The English people had in those days, as they still have in these, an objection to Spanish marriages, and one Sir Thomas Wyatt, who had been in Spain, gave such a fearful picture of Philip, that the people of Kent, learning to regard him as something between "Old Bogie" and "Spring-heeled Jack," resolved to oppose his landing. Wyatt collected a considerable force at Rochester and marched upon London, when taking the first to the left, then the second to the right, they found themselves masters of Southwark. He had intended to give battle in Bermondsey, and put a cannon at the corner of the street, but it did not go off so well as he expected. In the meantime the queen's forces began pouring upon him some of the juice of the grape, from the Tower, and intimating to his followers that it might affect their heads, he withdrew as far as Kingston. His object was to march upon London by the other road, and he got about as far as Hammersmith when an accident happened to his largest buss, or blunderbuss—as he called his heaviest gun—and he wasted several hours in getting it, once more, upon its wheels again. By daylight he had got as far as Hyde Park, when he found that the royal forces were in the inclosure of St. James's, waiting to receive him, and having a large reserve in the hollow that now forms the reservoir.
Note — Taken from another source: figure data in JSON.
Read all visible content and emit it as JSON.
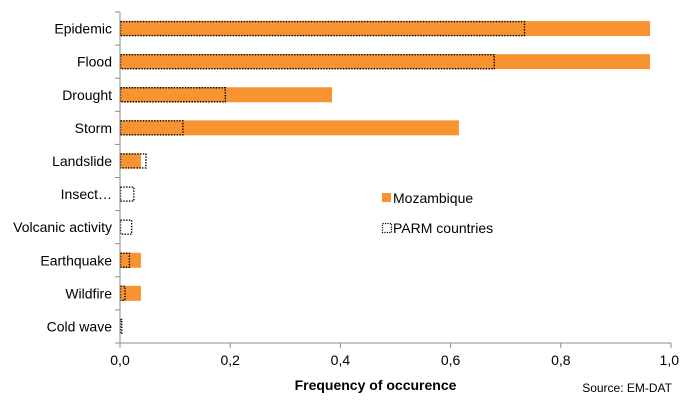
{
  "chart_data": {
    "type": "bar",
    "orientation": "horizontal",
    "categories": [
      "Epidemic",
      "Flood",
      "Drought",
      "Storm",
      "Landslide",
      "Insect…",
      "Volcanic activity",
      "Earthquake",
      "Wildfire",
      "Cold wave"
    ],
    "series": [
      {
        "name": "Mozambique",
        "style": "solid",
        "color": "#F79431",
        "values": [
          0.962,
          0.962,
          0.385,
          0.615,
          0.038,
          0.0,
          0.0,
          0.038,
          0.038,
          0.0
        ]
      },
      {
        "name": "PARM countries",
        "style": "dotted-outline",
        "color": "#000000",
        "values": [
          0.735,
          0.68,
          0.192,
          0.115,
          0.048,
          0.026,
          0.022,
          0.018,
          0.01,
          0.004
        ]
      }
    ],
    "xlabel": "Frequency of occurence",
    "ylabel": "",
    "xlim": [
      0,
      1.0
    ],
    "xticks": [
      "0,0",
      "0,2",
      "0,4",
      "0,6",
      "0,8",
      "1,0"
    ],
    "grid": false,
    "legend_position": "center-right",
    "source": "Source: EM-DAT"
  }
}
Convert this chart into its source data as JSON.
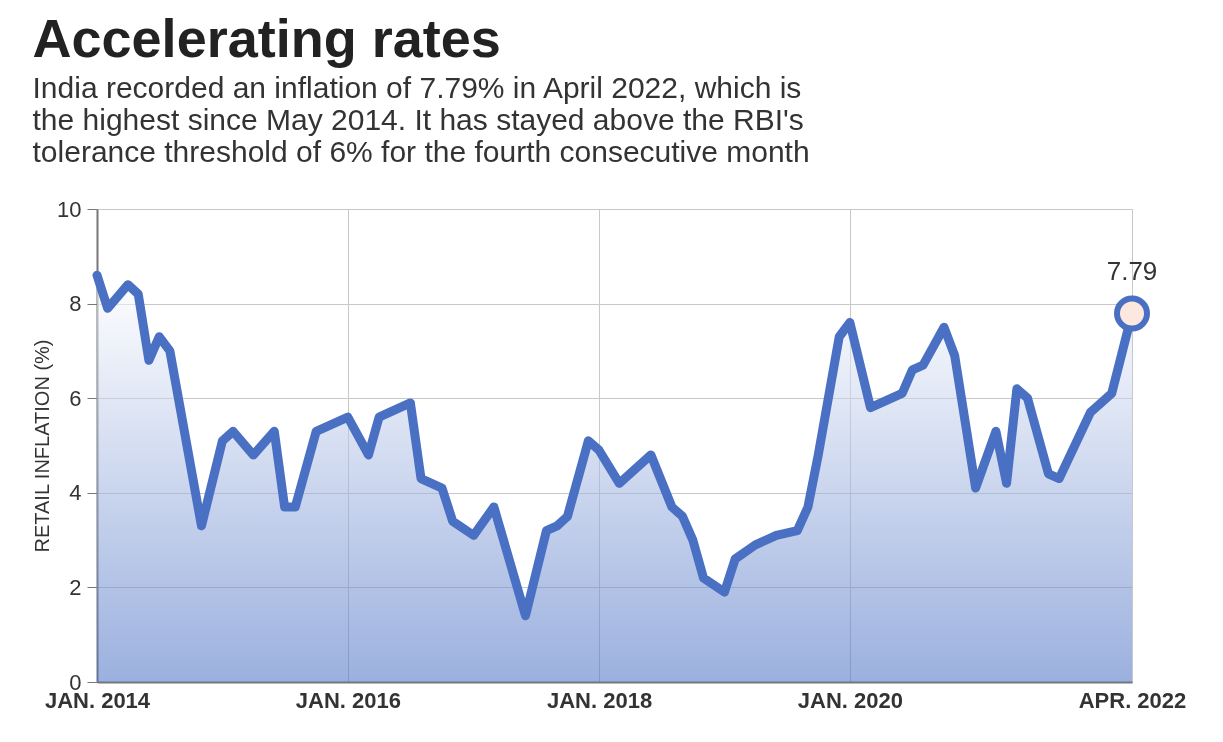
{
  "chart_data": {
    "type": "area",
    "title": "Accelerating rates",
    "subtitle": "India recorded an inflation of 7.79% in April 2022, which is the highest since May 2014. It has stayed above the RBI's tolerance threshold of 6% for the fourth consecutive month",
    "ylabel": "RETAIL INFLATION (%)",
    "x": [
      "2014-01",
      "2014-02",
      "2014-04",
      "2014-05",
      "2014-06",
      "2014-07",
      "2014-08",
      "2014-11",
      "2015-01",
      "2015-02",
      "2015-04",
      "2015-06",
      "2015-07",
      "2015-08",
      "2015-10",
      "2016-01",
      "2016-03",
      "2016-04",
      "2016-05",
      "2016-07",
      "2016-08",
      "2016-10",
      "2016-11",
      "2017-01",
      "2017-03",
      "2017-06",
      "2017-08",
      "2017-09",
      "2017-10",
      "2017-12",
      "2018-01",
      "2018-03",
      "2018-06",
      "2018-08",
      "2018-09",
      "2018-10",
      "2018-11",
      "2019-01",
      "2019-02",
      "2019-04",
      "2019-06",
      "2019-08",
      "2019-09",
      "2019-10",
      "2019-12",
      "2020-01",
      "2020-03",
      "2020-06",
      "2020-07",
      "2020-08",
      "2020-10",
      "2020-11",
      "2021-01",
      "2021-03",
      "2021-04",
      "2021-05",
      "2021-06",
      "2021-08",
      "2021-09",
      "2021-12",
      "2022-02",
      "2022-04"
    ],
    "series": [
      {
        "color": "#4a70c4",
        "values": [
          8.6,
          7.9,
          8.4,
          8.2,
          6.8,
          7.3,
          7.0,
          3.3,
          5.1,
          5.3,
          4.8,
          5.3,
          3.7,
          3.7,
          5.3,
          5.6,
          4.8,
          5.6,
          5.7,
          5.9,
          4.3,
          4.1,
          3.4,
          3.1,
          3.7,
          1.4,
          3.2,
          3.3,
          3.5,
          5.1,
          4.9,
          4.2,
          4.8,
          3.7,
          3.5,
          3.0,
          2.2,
          1.9,
          2.6,
          2.9,
          3.1,
          3.2,
          3.7,
          4.8,
          7.3,
          7.6,
          5.8,
          6.1,
          6.6,
          6.7,
          7.5,
          6.9,
          4.1,
          5.3,
          4.2,
          6.2,
          6.0,
          4.4,
          4.3,
          5.7,
          6.1,
          7.79
        ]
      }
    ],
    "xlim": [
      "2014-01",
      "2022-04"
    ],
    "xticks": [
      {
        "value": "2014-01",
        "label": "JAN. 2014"
      },
      {
        "value": "2016-01",
        "label": "JAN. 2016"
      },
      {
        "value": "2018-01",
        "label": "JAN. 2018"
      },
      {
        "value": "2020-01",
        "label": "JAN. 2020"
      },
      {
        "value": "2022-04",
        "label": "APR. 2022"
      }
    ],
    "ylim": [
      0,
      10
    ],
    "yticks": [
      0,
      2,
      4,
      6,
      8,
      10
    ],
    "grid": true,
    "annotations": [
      {
        "text": "7.79",
        "x": "2022-04",
        "y": 7.79
      }
    ]
  }
}
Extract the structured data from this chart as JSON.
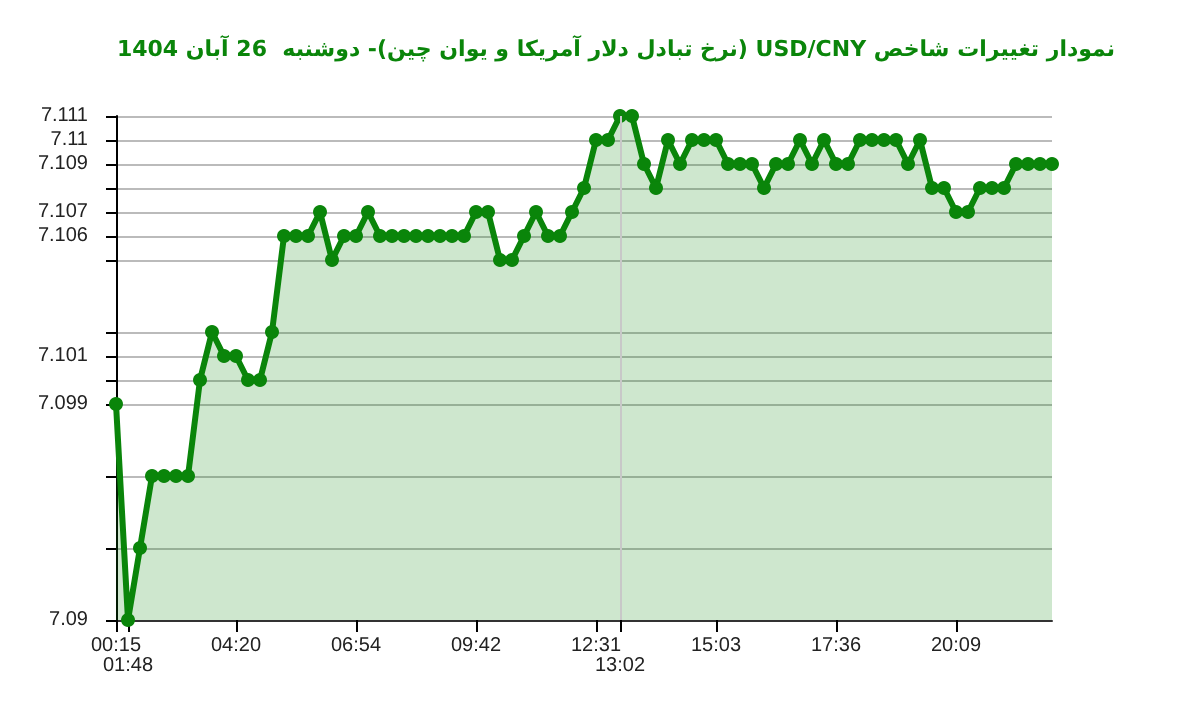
{
  "chart_data": {
    "type": "area",
    "title": "نمودار تغییرات شاخص USD/CNY (نرخ تبادل دلار آمریکا و یوان چین)- دوشنبه  26 آبان 1404",
    "categories": [
      "00:15",
      "01:48",
      null,
      null,
      null,
      null,
      null,
      null,
      null,
      null,
      "04:20",
      null,
      null,
      null,
      null,
      null,
      null,
      null,
      null,
      null,
      "06:54",
      null,
      null,
      null,
      null,
      null,
      null,
      null,
      null,
      null,
      "09:42",
      null,
      null,
      null,
      null,
      null,
      null,
      null,
      null,
      null,
      "12:31",
      null,
      "13:02",
      null,
      null,
      null,
      null,
      null,
      null,
      null,
      "15:03",
      null,
      null,
      null,
      null,
      null,
      null,
      null,
      null,
      null,
      "17:36",
      null,
      null,
      null,
      null,
      null,
      null,
      null,
      null,
      null,
      "20:09",
      null,
      null,
      null,
      null,
      null,
      null,
      null,
      null
    ],
    "values": [
      7.099,
      7.09,
      7.093,
      7.096,
      7.096,
      7.096,
      7.096,
      7.1,
      7.102,
      7.101,
      7.101,
      7.1,
      7.1,
      7.102,
      7.106,
      7.106,
      7.106,
      7.107,
      7.105,
      7.106,
      7.106,
      7.107,
      7.106,
      7.106,
      7.106,
      7.106,
      7.106,
      7.106,
      7.106,
      7.106,
      7.107,
      7.107,
      7.105,
      7.105,
      7.106,
      7.107,
      7.106,
      7.106,
      7.107,
      7.108,
      7.11,
      7.11,
      7.111,
      7.111,
      7.109,
      7.108,
      7.11,
      7.109,
      7.11,
      7.11,
      7.11,
      7.109,
      7.109,
      7.109,
      7.108,
      7.109,
      7.109,
      7.11,
      7.109,
      7.11,
      7.109,
      7.109,
      7.11,
      7.11,
      7.11,
      7.11,
      7.109,
      7.11,
      7.108,
      7.108,
      7.107,
      7.107,
      7.108,
      7.108,
      7.108,
      7.109,
      7.109,
      7.109,
      7.109
    ],
    "color": "#0a850a",
    "ylim": [
      7.09,
      7.111
    ],
    "yticks": [
      7.09,
      {
        "value": 7.093,
        "label": null
      },
      {
        "value": 7.096,
        "label": null
      },
      7.099,
      {
        "value": 7.1,
        "label": null
      },
      7.101,
      {
        "value": 7.102,
        "label": null
      },
      {
        "value": 7.105,
        "label": null
      },
      7.106,
      7.107,
      {
        "value": 7.108,
        "label": null
      },
      7.109,
      7.11,
      7.111
    ],
    "ref_lines": [
      {
        "axis": "x",
        "value": "13:02",
        "color": "#c8c8c8"
      }
    ],
    "grid": "y",
    "marker": "circle"
  }
}
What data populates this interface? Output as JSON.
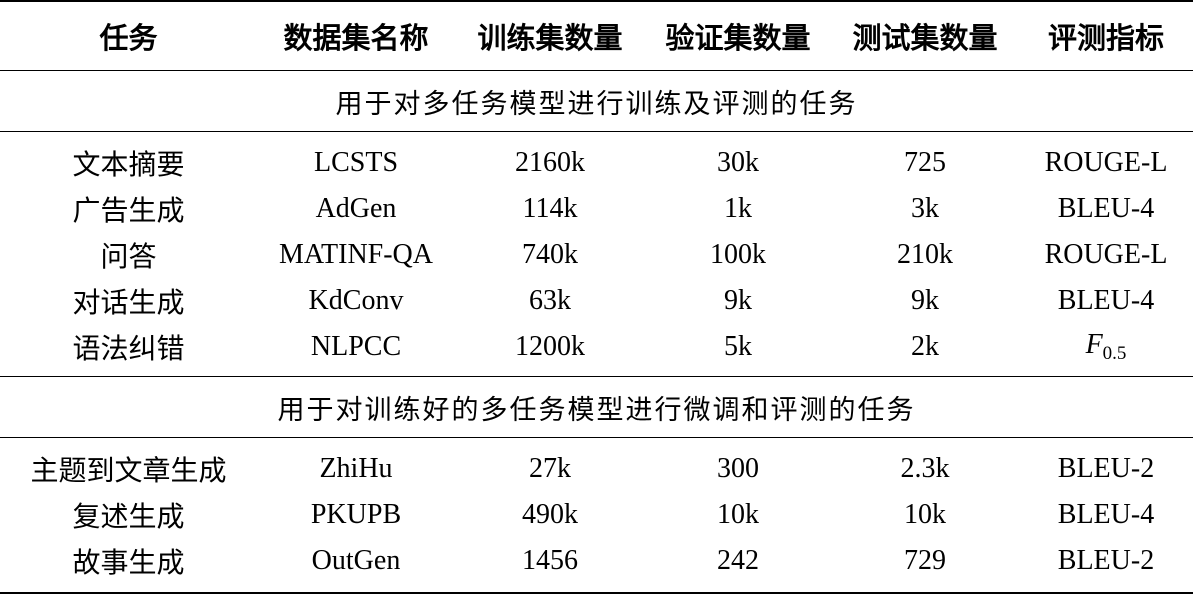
{
  "header": {
    "task": "任务",
    "dataset": "数据集名称",
    "train": "训练集数量",
    "valid": "验证集数量",
    "test": "测试集数量",
    "metric": "评测指标"
  },
  "sections": [
    {
      "title": "用于对多任务模型进行训练及评测的任务",
      "rows": [
        {
          "task": "文本摘要",
          "dataset": "LCSTS",
          "train": "2160k",
          "valid": "30k",
          "test": "725",
          "metric": "ROUGE-L"
        },
        {
          "task": "广告生成",
          "dataset": "AdGen",
          "train": "114k",
          "valid": "1k",
          "test": "3k",
          "metric": "BLEU-4"
        },
        {
          "task": "问答",
          "dataset": "MATINF-QA",
          "train": "740k",
          "valid": "100k",
          "test": "210k",
          "metric": "ROUGE-L"
        },
        {
          "task": "对话生成",
          "dataset": "KdConv",
          "train": "63k",
          "valid": "9k",
          "test": "9k",
          "metric": "BLEU-4"
        },
        {
          "task": "语法纠错",
          "dataset": "NLPCC",
          "train": "1200k",
          "valid": "5k",
          "test": "2k",
          "metric_main": "F",
          "metric_sub": "0.5"
        }
      ]
    },
    {
      "title": "用于对训练好的多任务模型进行微调和评测的任务",
      "rows": [
        {
          "task": "主题到文章生成",
          "dataset": "ZhiHu",
          "train": "27k",
          "valid": "300",
          "test": "2.3k",
          "metric": "BLEU-2"
        },
        {
          "task": "复述生成",
          "dataset": "PKUPB",
          "train": "490k",
          "valid": "10k",
          "test": "10k",
          "metric": "BLEU-4"
        },
        {
          "task": "故事生成",
          "dataset": "OutGen",
          "train": "1456",
          "valid": "242",
          "test": "729",
          "metric": "BLEU-2"
        }
      ]
    }
  ]
}
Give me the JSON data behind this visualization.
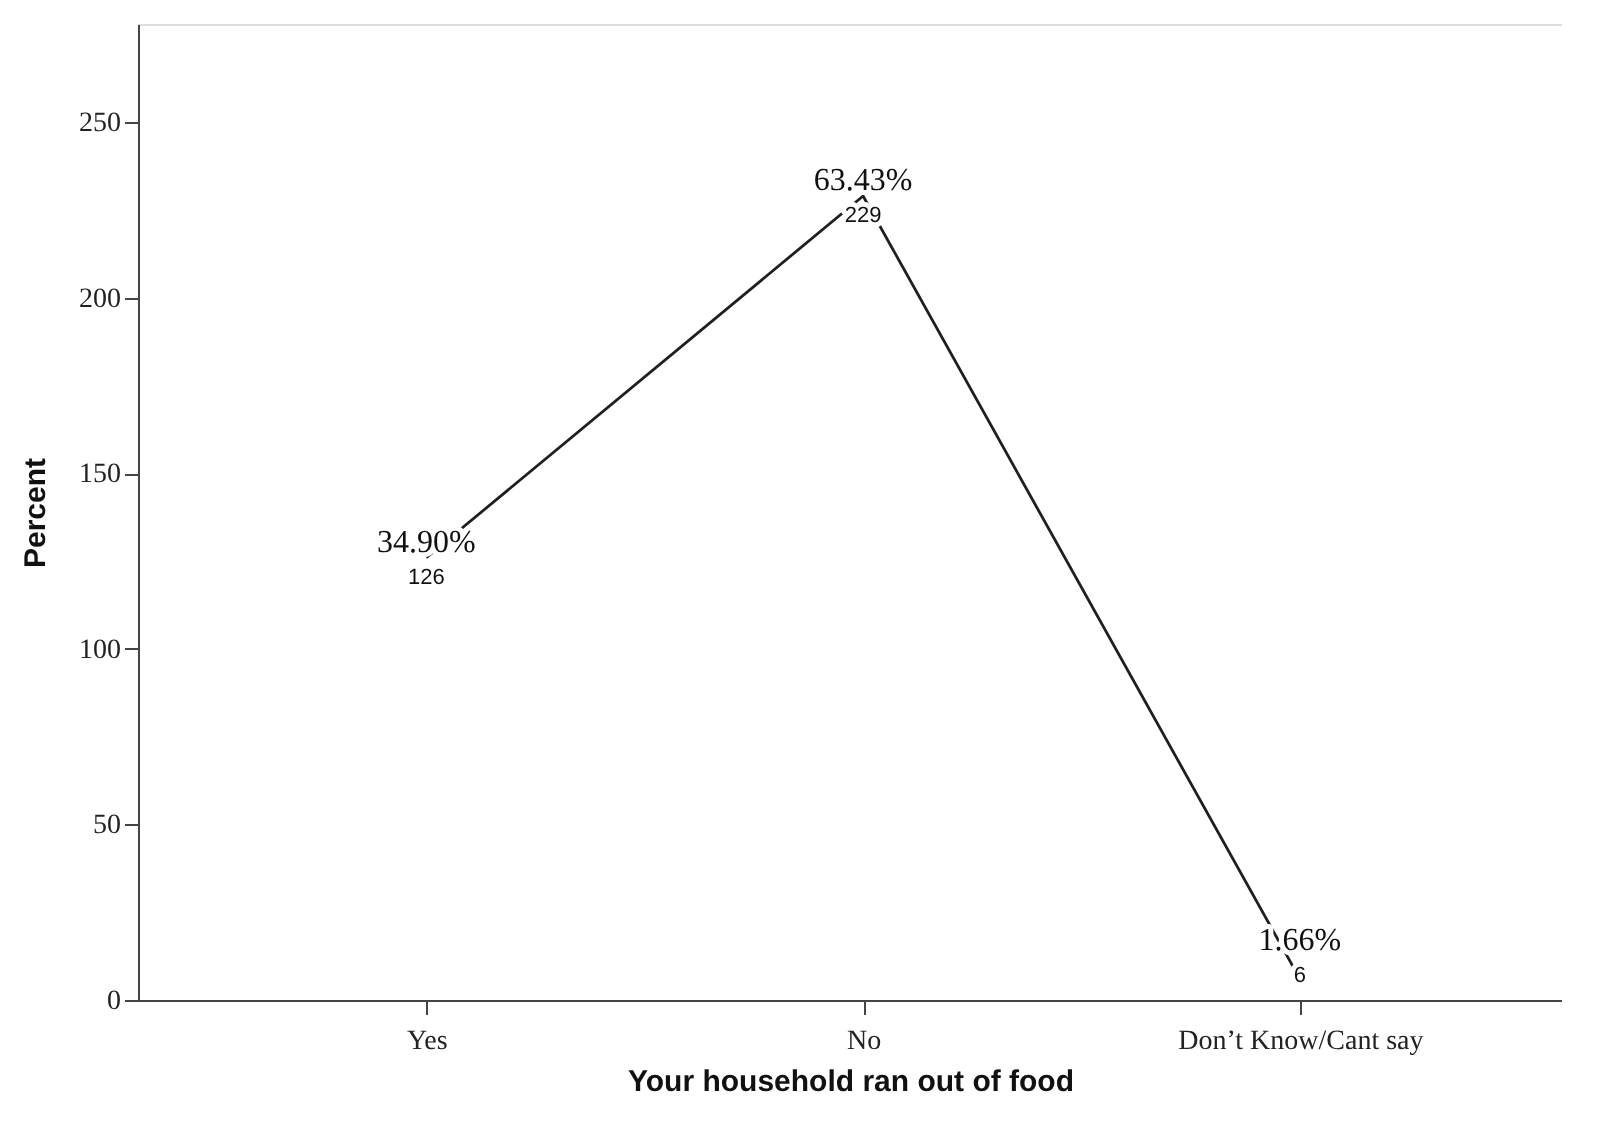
{
  "chart_data": {
    "type": "line",
    "xlabel": "Your household ran out of food",
    "ylabel": "Percent",
    "categories": [
      "Yes",
      "No",
      "Don’t Know/Cant say"
    ],
    "series": [
      {
        "color": "#1f1f1f",
        "values": [
          126,
          229,
          6
        ],
        "value_labels": [
          "34.90%\n126",
          "63.43%\n229",
          "1.66%\n6"
        ]
      }
    ],
    "ylim": [
      0,
      278
    ],
    "yticks": [
      0,
      50,
      100,
      150,
      200,
      250
    ],
    "grid": false,
    "marker": "none",
    "line_style": "solid"
  }
}
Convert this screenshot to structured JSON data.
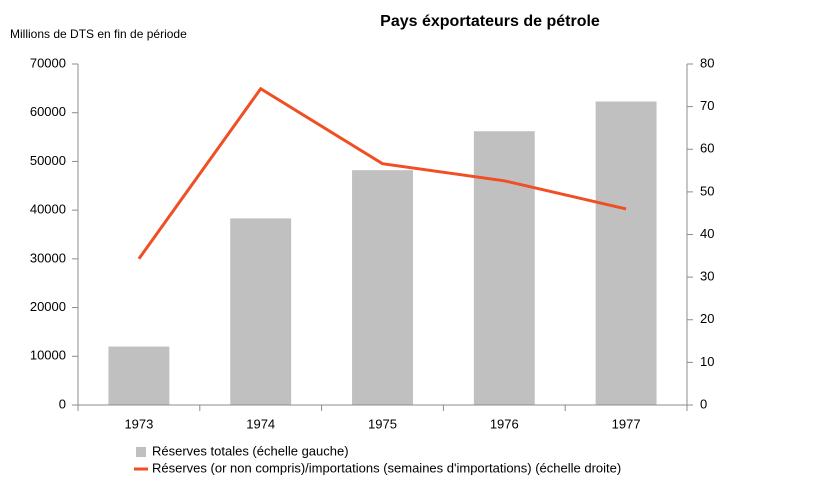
{
  "chart_data": {
    "type": "bar",
    "title": "Pays éxportateurs de pétrole",
    "y_label": "Millions de DTS en fin de période",
    "categories": [
      "1973",
      "1974",
      "1975",
      "1976",
      "1977"
    ],
    "series": [
      {
        "name": "Réserves totales (échelle gauche)",
        "type": "bar",
        "color": "#c0c0c0",
        "axis": "y",
        "values": [
          12000,
          38300,
          48200,
          56200,
          62300
        ]
      },
      {
        "name": "Réserves (or non compris)/importations (semaines d'importations) (échelle droite)",
        "type": "line",
        "color": "#f04e23",
        "axis": "y2",
        "values": [
          34.3,
          74.2,
          56.6,
          52.6,
          46.0
        ]
      }
    ],
    "ylim": [
      0,
      70000
    ],
    "yticks": [
      0,
      10000,
      20000,
      30000,
      40000,
      50000,
      60000,
      70000
    ],
    "y2lim": [
      0,
      80
    ],
    "y2ticks": [
      0,
      10,
      20,
      30,
      40,
      50,
      60,
      70,
      80
    ],
    "grid": false,
    "legend": "bottom"
  }
}
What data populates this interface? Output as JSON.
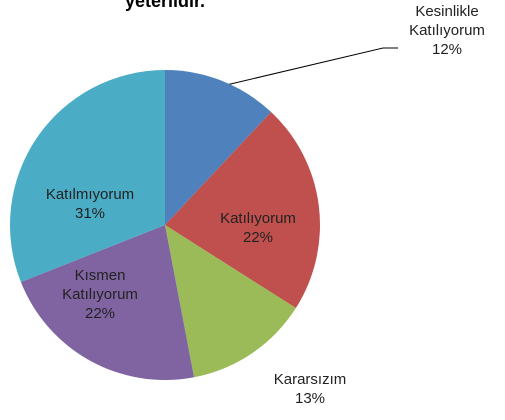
{
  "chart_data": {
    "type": "pie",
    "title": "yeterlidir.",
    "categories": [
      "Kesinlikle Katılıyorum",
      "Katılıyorum",
      "Kararsızım",
      "Kısmen Katılıyorum",
      "Katılmıyorum"
    ],
    "values": [
      12,
      22,
      13,
      22,
      31
    ],
    "value_labels": [
      "12%",
      "22%",
      "13%",
      "22%",
      "31%"
    ],
    "colors": [
      "#4f81bd",
      "#c0504d",
      "#9bbb59",
      "#8064a2",
      "#4bacc6"
    ]
  }
}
The battle commenced with a noisy overture, consisting of the firing of cannons, loaded only with powder, and doing no harm to anybody. Wyatt's followers had dwindled very materially as he came into town; several of his soldiers having discovered, at Kew, it was not their "cue to fight," and others experiencing at Turaham Green, sufficient to turn 'em pale, and turn 'em back, at the very thought of meeting the enemy. Wyatt was nevertheless undaunted, and rushed upon the enemy, who, falling quietly back, let him regularly in among the troops, with the full intention of never letting him out again. Without looking behind, he charged, at full gallop, along Charing Cross, and continuing his furious career up the Strand, pulled up, at last, at Ludgate Hill, which he found closed against him. Finding no sympathy among the citizens he attempted to back out, and had got as far as the Temple, where, strange to say, his opponents gave him no law, and the unhappy old Pump, being at last caught in Pump Court, surrendered to Sir Maurice Berkeley.